With nearly 100 Sears building products catalogs, the BTHL chronicles both the evolution of residential design and the history of the mail-order-turned-department store corporation.

Honor Build Modern Homes, Chicago, 1918
Prices for house plans range from $400 to more than $5,000 in this catalog, which also advertises a three-room residence that could be constructed in eight hours. Potential buyers can peruse floor plans, furnished room images, and exterior photos or sketches of the different styles.

Ready Made Buildings, Chicago, 1920
This catalog advertises multiple uses for single- and muti-room structures, including as cabins, photography studios, schoolhouses, as well as garages and chicken houses.

Modern Farm Buildings Already Cut and Fitted: Barn Equipment, Chicago, 1928
Sears marketed heavily to rural Americans, who still comprised half of the U.S. population in the early 20th century. This catalog proclaims these barns are “built like a skyscraper!” due to precutting and fitting manufacturing techniques for the components.

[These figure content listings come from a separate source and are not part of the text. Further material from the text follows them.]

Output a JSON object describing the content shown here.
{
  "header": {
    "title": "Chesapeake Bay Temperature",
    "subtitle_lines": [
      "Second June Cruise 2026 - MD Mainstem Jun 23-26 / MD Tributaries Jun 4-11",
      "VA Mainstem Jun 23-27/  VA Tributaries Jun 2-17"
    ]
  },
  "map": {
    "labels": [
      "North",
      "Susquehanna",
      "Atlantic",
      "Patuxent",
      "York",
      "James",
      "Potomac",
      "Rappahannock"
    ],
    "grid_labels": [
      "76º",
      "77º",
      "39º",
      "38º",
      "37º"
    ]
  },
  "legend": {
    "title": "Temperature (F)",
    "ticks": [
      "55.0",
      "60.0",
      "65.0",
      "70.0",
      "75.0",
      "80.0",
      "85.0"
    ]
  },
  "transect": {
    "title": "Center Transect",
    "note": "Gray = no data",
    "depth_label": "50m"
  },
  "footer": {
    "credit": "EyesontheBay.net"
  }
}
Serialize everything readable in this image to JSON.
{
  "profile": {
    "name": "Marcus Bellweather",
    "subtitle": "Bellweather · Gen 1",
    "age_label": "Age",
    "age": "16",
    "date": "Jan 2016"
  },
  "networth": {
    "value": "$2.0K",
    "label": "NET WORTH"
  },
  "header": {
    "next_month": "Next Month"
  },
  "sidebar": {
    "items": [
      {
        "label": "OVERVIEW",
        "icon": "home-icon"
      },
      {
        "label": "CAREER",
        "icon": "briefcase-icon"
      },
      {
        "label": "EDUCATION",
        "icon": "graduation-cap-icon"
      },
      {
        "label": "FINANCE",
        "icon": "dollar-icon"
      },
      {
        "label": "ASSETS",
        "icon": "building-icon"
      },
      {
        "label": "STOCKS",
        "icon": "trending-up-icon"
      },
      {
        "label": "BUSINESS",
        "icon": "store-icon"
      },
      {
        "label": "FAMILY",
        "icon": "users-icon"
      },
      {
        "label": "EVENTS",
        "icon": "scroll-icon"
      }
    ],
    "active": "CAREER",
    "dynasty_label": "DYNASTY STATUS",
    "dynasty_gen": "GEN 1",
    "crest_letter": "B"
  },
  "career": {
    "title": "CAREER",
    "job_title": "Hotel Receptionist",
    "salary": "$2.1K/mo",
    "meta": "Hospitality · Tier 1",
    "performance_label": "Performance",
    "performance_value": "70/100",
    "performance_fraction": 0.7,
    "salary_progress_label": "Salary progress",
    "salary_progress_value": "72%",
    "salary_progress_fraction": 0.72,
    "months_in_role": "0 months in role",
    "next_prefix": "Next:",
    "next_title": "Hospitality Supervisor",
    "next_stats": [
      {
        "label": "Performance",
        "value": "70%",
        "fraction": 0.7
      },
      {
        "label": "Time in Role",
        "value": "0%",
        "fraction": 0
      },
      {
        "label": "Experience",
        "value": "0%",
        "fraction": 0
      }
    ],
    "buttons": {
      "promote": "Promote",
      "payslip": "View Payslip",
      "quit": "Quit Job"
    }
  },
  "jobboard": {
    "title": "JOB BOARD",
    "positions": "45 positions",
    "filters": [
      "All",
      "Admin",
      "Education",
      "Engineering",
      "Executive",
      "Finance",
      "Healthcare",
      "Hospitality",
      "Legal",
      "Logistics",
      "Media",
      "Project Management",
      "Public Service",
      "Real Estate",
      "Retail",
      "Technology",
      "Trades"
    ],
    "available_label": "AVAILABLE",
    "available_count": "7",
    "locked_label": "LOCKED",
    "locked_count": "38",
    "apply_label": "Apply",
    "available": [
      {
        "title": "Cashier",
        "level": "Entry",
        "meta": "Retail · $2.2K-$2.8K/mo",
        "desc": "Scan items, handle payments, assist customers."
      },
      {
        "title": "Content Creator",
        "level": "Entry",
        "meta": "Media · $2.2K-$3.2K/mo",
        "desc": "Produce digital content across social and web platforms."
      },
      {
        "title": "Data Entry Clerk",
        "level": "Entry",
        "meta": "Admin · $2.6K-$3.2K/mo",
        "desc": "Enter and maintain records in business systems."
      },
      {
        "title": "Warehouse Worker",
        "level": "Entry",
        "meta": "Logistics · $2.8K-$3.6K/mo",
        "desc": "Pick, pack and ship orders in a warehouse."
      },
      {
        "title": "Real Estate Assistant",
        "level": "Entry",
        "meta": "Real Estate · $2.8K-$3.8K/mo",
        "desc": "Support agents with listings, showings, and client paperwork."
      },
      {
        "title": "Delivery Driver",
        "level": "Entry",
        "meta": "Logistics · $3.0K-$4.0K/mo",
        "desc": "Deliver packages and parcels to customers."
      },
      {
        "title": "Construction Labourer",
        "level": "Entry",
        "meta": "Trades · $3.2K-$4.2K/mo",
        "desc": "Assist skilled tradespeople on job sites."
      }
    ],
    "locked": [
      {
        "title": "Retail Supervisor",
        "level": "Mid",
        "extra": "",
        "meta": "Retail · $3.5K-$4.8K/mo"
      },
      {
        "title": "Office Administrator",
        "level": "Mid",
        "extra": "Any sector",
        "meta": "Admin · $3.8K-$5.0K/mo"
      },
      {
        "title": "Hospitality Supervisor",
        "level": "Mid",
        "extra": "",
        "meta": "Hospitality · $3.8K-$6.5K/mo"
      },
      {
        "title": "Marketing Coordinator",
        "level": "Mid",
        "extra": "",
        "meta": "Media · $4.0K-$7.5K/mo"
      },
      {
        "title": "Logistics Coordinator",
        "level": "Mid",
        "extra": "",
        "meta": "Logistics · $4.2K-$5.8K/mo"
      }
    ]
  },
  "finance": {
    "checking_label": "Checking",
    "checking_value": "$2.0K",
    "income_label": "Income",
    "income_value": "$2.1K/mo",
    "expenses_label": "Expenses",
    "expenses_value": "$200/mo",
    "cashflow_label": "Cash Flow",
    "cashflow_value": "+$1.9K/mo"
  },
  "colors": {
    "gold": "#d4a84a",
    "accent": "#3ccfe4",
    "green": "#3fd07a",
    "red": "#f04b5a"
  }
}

Homes of Today, Chicago, 1932
What is the best way to determine floor plan options? Potential buyers in the 20th century could simply fill out and mail a tear-out form from the back of this catalog—specifying architectural preferences, payment plans, and the appropriate garage size.

Modern Homes, Chicago, 1936
Readers are invited to learn about Sears’ kit home-making factories in this catalog, which states: “the buzzing of giant electric machines; the screech of electric spider-like lumber carriers with four ton loads winding their way through the plant around millions of feet of stored lumber; the whistle of electric cranes as they raise an entire load of lumber from storage shed to waiting automobile trucks…. That, briefly tells the story of our factory activities."

How to Paint, Chicago, 1939
Sears also sold various how-to manuals for the homeowner. The “How to Paint” series was published updated regularly over a 30-year period from 1910 to 1940. This edition covers everything from appropriate brushes to the number of coats, to refinishing furniture and household items.

House Wiring Made Easy, Chicago, 1939
The expansion of electrical service to rural America was a major federal government initiative of the 1930s. This Sears guide to housewiring contained practical advice for rural homeowners.

How to Do Your Own Color Planning with Sears Harmony House Coordinated Colors, Chicago, 1959
Sears even offered a catalog that pre-coordinated colors for homeowners to ensure that various furnishings matched using its proprietary Harmony House color collection.